Иногда мы наблюдали, как из города возвращался судья. Он ездил на старом «хадсоне», в который, кроме него, никто не рисковал садиться. Этот высокий рыдван, чем-то похожий на самолет, нещадно дребезжал при езде, но судья следил, чтобы его медные части были надраены до блеска. Судья Куэйл носил темную шляпу с мягкими широкими полями, чуть нахлобучив ее на лоб. В кармане пиджака у него была неизменная газета. Он шел с прямой спиной, отчего казался еще выше. Он мало кого замечал на улице. Походка у него была тяжелая. Специфический оскал его рта придавал судье свирепое выражение, и его враги строили на этот счет самые разные догадки, хотя, похоже, во всем этом были виноваты лишь искусственные челюсти. Он хотел быть приветливым и, увидев нас, старался проявлять добродушие, но нам в его присутствии делалось сильно не по себе, да и ему, как я теперь понимал, тоже. Иногда вечером он выходил на улицу, куря сигару, и рассказывал нам смешную историю, которая, однако, таковой нам вовсе не казалась, хотя мы послушно смеялись. Иногда он пытался заговаривать с нами, чаще всего делая это весьма принужденно, и мы вели себя так же принужденно. В разговоре возникали длинные паузы, и в конце концов он снова удалялся в свою заставленную книгами и заваленную бумагами библиотеку.
Я знал его лучше, чем остальные. Возможно, даже лучше, чем его собственные дети, поскольку у меня было то, что вежливо называлось «литературными амбициями». Охваченный страхом, я приносил ему на отзыв свои опусы.

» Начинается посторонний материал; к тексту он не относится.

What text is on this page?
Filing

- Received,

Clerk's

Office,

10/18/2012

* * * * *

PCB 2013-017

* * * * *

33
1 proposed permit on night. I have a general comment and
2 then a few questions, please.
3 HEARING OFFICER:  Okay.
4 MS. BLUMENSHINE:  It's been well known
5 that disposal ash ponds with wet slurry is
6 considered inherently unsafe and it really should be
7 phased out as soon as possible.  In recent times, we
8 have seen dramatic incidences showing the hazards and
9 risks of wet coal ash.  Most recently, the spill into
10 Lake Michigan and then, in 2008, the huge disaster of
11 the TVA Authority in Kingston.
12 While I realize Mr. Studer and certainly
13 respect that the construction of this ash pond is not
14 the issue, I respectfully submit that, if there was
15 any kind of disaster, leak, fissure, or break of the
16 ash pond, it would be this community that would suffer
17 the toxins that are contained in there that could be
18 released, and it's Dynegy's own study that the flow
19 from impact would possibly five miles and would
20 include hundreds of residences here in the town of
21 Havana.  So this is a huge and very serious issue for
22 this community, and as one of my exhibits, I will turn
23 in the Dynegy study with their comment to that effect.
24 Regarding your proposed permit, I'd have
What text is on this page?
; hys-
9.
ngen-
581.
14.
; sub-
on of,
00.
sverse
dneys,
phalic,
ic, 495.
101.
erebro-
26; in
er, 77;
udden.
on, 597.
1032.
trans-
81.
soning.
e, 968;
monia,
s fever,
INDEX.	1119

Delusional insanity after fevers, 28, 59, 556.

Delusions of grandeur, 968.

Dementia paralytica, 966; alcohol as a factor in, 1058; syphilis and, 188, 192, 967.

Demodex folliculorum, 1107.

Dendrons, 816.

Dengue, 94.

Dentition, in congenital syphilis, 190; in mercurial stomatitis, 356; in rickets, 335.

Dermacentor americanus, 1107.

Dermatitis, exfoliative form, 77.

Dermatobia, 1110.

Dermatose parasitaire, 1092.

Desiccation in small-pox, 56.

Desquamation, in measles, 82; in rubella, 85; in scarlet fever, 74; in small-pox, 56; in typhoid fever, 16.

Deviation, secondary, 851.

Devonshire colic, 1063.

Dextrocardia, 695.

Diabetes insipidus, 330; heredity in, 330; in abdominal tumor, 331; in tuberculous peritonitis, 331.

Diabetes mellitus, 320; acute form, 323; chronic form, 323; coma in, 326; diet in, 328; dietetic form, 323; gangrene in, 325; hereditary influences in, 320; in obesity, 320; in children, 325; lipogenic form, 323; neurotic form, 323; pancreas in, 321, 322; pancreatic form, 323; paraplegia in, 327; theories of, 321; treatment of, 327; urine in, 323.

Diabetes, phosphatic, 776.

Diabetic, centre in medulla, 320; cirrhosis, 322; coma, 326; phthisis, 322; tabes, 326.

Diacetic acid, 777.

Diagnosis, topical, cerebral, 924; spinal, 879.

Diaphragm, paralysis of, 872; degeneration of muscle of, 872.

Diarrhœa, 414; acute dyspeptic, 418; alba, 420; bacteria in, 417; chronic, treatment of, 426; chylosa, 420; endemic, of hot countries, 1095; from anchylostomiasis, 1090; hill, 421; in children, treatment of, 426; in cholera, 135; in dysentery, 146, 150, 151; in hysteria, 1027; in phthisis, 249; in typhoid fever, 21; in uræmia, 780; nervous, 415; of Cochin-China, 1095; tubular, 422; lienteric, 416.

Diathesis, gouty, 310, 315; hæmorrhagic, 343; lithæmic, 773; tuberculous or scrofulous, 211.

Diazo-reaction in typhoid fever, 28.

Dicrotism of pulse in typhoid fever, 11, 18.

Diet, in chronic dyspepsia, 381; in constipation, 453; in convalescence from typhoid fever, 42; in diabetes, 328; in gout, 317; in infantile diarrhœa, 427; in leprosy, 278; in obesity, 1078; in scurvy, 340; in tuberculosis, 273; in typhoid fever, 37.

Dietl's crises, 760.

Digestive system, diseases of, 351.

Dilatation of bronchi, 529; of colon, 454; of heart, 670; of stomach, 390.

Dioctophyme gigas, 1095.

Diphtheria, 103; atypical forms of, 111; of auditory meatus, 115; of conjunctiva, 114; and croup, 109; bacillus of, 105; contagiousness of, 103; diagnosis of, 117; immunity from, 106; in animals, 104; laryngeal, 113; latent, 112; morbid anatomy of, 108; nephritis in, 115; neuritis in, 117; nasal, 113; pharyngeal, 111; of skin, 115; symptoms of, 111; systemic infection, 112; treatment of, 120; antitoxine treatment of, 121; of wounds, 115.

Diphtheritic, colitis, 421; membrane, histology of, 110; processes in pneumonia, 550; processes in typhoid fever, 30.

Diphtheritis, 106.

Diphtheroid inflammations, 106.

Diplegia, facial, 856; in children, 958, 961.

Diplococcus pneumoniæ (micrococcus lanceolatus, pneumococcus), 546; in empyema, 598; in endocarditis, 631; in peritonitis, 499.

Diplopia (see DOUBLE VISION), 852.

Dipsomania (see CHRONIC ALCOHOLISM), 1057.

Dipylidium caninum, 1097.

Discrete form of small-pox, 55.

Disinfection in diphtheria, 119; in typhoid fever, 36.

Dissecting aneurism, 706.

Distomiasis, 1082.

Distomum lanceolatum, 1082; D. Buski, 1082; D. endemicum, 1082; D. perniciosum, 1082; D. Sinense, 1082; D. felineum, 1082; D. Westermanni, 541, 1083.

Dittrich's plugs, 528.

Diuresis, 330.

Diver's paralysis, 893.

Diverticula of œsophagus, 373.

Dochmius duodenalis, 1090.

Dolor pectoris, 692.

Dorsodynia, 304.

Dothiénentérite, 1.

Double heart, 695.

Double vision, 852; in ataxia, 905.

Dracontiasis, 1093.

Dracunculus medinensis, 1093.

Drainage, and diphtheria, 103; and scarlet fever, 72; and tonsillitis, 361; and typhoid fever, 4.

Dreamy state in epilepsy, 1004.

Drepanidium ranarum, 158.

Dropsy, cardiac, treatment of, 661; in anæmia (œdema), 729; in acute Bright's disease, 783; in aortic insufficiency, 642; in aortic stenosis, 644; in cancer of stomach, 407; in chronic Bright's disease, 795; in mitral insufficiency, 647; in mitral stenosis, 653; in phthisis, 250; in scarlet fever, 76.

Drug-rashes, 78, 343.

Я снова увидел как наяву тот вечер, падающий снег, неровные блики газового света в сочетании с электрическим отражались в черных окнах. За тем же самым столом — правда, теперь он стоял посреди комнаты — сидел судья Куэйл с моей рукописью. Уронив голову на руку, он барабанил пальцами по виску так, как это делал в зале суда. Глаза его были полуприкрыты. Я понял, что сейчас он встанет и начнет расхаживать по комнате, заложив руку за фалду пиджака. Прежде чем заговорить, он обычно слегка опускал подбородок, а также поправлял манжеты. Когда он говорил официально — даже если это был всего-навсего отзыв на произведение шестнадцатилетнего автора, — изъяснялся в том латинском стиле, в каком привык писать сам, — с римской тяжеловесностью и римской логикой.
В наши дни мы склонны делать смешные ошибки. Например, мы убеждены, что люди его поколения говорили, как древние римляне, хотя они всего-навсего говорили на языке древних римлян. Мы утверждаем, что они говорят цветисто, хотя они просто были многословны, для того чтобы точнее и полнее выразить свою мысль. Судья Куэйл был юрист и презирал пустословие. Он был представителем старой традиции, из тех много пьющих и тяжело думающих юристов, кто не изучал законы, но создавал их на ходу. Я и сейчас вижу, как этот худой и высокий человек, от которого пахнет лавровишневой водой, расхаживает по библиотеке и говорит, говорит. На каминной полке часы в стеклянном футляре, за которым пучок тимофеевки. Он призывает меня проводить дни и ночи в обществе Аддисона. Он цитирует лорда Бэкона и Дж. С. Блека. Его советы классически холодны, и в них сквозит легкое пренебрежение к художественной прозе. И тем не менее его суждения не лишены проницательности.